(*1951 & *1932)
I was born on Redbank farm in Rangemore, known to locals as Nyama Endlovu [meat of an elephant]. I got married to a man whose parentage was half-and-half like mine. – Edna (R).  And I grew up alone, practically…never married or had children. – Ethne (L). ​​​​​​​On our mother’s side we had a Ndebele Gogo [granny], Songophi Mafuyana, and a British grandfather, Joseph Bunting-Gray. Although our mother was bilingual, one of our sorrows is that we never learned to speak siNdebele – only English was spoken at home. Our grandfather from our father’s side came from Madras, India, to South Africa. He worked as a chef on the railways in Cape Town, came to Zimbabwe by train, and married our other grandmother, who was a Cape Coloured-German mix.
What a wonderful person Gogo was. For an uneducated woman, she taught her children, washed and ironed and everything. But then, she had a husband who was with her, and taught her a lot! She also learned how to sew, so our grandfather bought her a machine. She sewed for her children. In the photo you can see the boys wearing dresses she made! [laughter].
Our grandfather, Joseph Bunting-Gray, came to Rhodesia when the British needed reinforcement for the Matabeleland uprising. In 1892 he landed at the City Hall grounds in Bulawayo after coming up by ox wagon from Johannesburg, South Africa – 16 oxen altogether pulled the covered wagons. When he died in 1967, our grandfather was one of the few White men who had stayed with his Coloured children to the end. He even had a fall-out with the Cape Coloured headmaster at McKeurtan [former Coloured school in Bulawayo], who did not want African-European ‘halfies’ at his school, also called ninety-nines – so not quite hundred percents. My grandfather went straight to the Education Department and said: “our children were born in this country, get these Cape Coloureds to go back to South Africa, this school is built for our children not theirs”.​​​​​​​
Photo: Joseph Bunting-Gray (R) and daughters (L). Ethne and Edna's mother standing at far right.
There was animosity between the two Coloured groups – Capies and Halfies. In the early days it was wretched. But every now and again it rears its head, although it's not an everyday occurrence because the community is so mixed now.
Two of our grandfather's sons had to fight in WW II. The British Royal Air Force (RAF) used Rhodesia as a training ground. An RAF airman crash-landed on our farm in the kopjies [boulders]. It hit the Old Man square, as at the time two of our uncles were away at the front in Abyssinia. Both came back home. 

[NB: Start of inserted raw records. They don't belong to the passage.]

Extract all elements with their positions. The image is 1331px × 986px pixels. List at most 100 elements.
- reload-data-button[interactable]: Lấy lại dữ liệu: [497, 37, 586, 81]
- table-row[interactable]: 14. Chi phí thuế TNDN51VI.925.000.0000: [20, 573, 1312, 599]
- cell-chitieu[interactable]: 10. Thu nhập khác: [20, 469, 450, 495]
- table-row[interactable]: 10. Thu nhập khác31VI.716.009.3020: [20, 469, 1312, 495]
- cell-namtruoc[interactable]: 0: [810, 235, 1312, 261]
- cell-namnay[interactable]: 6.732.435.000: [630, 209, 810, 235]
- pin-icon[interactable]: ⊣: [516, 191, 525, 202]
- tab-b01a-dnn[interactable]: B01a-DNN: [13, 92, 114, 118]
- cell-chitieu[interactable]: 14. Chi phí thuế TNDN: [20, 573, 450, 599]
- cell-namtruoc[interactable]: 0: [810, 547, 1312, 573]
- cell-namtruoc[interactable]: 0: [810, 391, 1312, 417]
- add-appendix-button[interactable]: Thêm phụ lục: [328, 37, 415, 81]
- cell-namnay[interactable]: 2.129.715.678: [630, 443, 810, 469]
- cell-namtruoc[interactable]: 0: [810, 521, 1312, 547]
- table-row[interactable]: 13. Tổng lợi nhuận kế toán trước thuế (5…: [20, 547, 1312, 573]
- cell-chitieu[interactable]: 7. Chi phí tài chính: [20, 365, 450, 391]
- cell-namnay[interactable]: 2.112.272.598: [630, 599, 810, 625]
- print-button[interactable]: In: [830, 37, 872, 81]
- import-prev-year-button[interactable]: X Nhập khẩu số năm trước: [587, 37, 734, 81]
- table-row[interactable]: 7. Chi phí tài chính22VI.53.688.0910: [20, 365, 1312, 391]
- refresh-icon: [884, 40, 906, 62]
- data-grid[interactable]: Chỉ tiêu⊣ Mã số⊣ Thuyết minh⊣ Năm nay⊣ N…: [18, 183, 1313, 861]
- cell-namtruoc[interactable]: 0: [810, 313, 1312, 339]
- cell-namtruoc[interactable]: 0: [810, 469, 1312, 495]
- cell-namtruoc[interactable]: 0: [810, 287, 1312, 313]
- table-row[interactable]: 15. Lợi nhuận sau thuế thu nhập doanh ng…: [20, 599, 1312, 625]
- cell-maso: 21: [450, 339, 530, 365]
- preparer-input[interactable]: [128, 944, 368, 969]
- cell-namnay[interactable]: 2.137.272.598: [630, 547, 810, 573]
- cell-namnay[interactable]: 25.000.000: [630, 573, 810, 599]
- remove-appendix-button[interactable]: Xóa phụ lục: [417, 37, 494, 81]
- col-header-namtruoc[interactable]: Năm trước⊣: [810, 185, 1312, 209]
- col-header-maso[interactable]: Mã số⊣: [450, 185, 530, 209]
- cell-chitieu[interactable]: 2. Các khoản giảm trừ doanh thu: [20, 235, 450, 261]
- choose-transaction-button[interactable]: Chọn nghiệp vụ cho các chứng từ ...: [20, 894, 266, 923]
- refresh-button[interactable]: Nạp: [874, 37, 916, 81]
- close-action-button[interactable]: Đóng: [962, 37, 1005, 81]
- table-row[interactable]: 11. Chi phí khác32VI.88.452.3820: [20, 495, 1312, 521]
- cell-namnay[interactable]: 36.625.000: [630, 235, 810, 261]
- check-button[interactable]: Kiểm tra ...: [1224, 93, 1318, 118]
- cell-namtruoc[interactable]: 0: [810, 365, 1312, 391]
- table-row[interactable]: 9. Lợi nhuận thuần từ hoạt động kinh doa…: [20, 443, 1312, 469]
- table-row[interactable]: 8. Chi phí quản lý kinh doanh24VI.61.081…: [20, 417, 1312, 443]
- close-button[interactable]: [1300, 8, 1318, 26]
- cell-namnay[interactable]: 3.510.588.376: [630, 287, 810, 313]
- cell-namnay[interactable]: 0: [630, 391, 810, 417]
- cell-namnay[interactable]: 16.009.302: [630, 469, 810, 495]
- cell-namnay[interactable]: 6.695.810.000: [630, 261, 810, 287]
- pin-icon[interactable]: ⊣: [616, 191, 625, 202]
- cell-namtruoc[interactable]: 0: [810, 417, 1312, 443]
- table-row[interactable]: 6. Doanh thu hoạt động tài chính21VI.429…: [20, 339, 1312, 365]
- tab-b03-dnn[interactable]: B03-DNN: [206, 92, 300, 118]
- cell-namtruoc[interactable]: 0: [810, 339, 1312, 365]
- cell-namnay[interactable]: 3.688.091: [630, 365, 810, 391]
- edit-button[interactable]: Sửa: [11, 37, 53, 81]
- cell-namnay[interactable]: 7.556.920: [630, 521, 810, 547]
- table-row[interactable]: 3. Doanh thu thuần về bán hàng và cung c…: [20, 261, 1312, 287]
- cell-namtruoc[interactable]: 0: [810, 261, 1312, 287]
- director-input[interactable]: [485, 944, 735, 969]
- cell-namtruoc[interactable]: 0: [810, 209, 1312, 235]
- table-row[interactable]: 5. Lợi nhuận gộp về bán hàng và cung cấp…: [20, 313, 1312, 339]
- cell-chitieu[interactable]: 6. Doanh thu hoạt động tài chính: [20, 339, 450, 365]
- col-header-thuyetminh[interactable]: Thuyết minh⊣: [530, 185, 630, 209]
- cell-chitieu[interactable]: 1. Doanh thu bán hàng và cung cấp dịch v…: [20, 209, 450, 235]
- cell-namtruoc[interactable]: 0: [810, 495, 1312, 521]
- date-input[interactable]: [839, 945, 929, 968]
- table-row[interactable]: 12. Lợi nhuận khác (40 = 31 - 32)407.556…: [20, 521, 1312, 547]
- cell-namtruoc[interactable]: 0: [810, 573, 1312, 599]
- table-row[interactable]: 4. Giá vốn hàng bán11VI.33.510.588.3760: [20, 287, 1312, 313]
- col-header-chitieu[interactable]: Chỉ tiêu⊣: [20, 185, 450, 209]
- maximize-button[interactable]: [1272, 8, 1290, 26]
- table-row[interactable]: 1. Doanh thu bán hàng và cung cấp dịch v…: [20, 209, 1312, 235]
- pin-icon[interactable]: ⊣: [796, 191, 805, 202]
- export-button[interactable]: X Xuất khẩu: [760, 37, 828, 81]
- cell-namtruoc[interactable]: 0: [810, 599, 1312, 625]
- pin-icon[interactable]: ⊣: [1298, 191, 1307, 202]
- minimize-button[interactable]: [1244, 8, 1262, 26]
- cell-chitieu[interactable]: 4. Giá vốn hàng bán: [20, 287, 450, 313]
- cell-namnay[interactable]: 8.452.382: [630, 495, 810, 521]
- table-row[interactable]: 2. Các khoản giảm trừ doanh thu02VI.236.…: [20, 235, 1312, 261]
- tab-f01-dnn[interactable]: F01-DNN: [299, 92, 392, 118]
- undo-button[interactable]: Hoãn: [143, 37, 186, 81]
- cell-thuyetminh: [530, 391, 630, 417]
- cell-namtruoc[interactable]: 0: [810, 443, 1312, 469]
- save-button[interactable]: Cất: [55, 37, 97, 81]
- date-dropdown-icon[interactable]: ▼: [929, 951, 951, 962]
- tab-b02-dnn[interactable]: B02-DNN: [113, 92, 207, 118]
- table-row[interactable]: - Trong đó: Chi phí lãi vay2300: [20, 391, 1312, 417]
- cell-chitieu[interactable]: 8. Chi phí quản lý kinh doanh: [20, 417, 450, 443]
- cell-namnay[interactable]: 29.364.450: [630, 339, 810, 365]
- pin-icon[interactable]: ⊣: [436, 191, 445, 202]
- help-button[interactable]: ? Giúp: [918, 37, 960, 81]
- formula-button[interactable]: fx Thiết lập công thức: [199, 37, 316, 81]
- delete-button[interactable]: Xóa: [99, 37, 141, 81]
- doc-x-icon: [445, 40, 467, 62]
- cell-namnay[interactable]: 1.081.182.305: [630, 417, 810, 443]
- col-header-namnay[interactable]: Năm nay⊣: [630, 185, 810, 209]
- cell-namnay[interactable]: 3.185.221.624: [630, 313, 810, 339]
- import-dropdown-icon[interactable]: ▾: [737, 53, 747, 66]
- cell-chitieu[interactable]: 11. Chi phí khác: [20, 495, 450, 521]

One of things that Coloured soldiers were promised by the government those days, was farmland as a thank you for the war effort. Our uncles went to the necessary offices when they came back, but they were never given anything. It made them so bitter.
Our mother was a classical singer. The governess of Bulawayo heard my mother sing and put her in touch with a music teacher in Cape Town, who trained her. She would sing at weddings, and at parties. And my father used to play the guitar. I have a treasured memory of a day that we went out on a picnic out to Malemi dam, full of water and surrounded by kopjies. We had our lunch and went kopjie-climbing. My mother climbed up and started singing… and her voice! It carried right across the kopjies, the acoustics were perfect. She had a powerful voice. There were many whites parked along the road and they got out of their cars to listen to her singing. Oh, it was beautiful! Our mother got her powerful singing voice from her [Ndebele] mother. They used to sing while doing their washing down by the Khami river.
Photos: Maleme dam and the Matopos Hills.
We learned to play the piano and dance. I later taught piano and dancing at Rangemore school. Now this song that I just hummed…Gogo told our mother that when the White people came into the country, the Ndebele were running into the Matopos Hills. Now there are a lot of swamps there, and one man sang this song as he was being sucked down: “the white man is running after us, I am going to die! But he must know that this will be my country". And when old C.J. [Cecil John] Rhodes was on his deathbed, he hummed the same song as he passed. Being a White man, he didn’t know the Ndebele language, but he knew the tune. Even though the song was very derogatory towards the Whites. One of the lines of the song is so sad you know, as the Ndebele man is going down in the swamp, he is singing: “I will follow the dust of the zebra as they run off into the sunset”. Gogo used to sing this song. That’s gone with the generations now. 
I started gardening when my husband was sickly. He died when I was 48. I used to grow vegetables and had private customers. Ever since then, I got into hard work – Edna. She doesn’t know her limits! You know what, I reckon when she is in the garden, she sees God’s creation. It brings her a sense of peace and calm, especially when she wastes water [laughter]! – Ethne.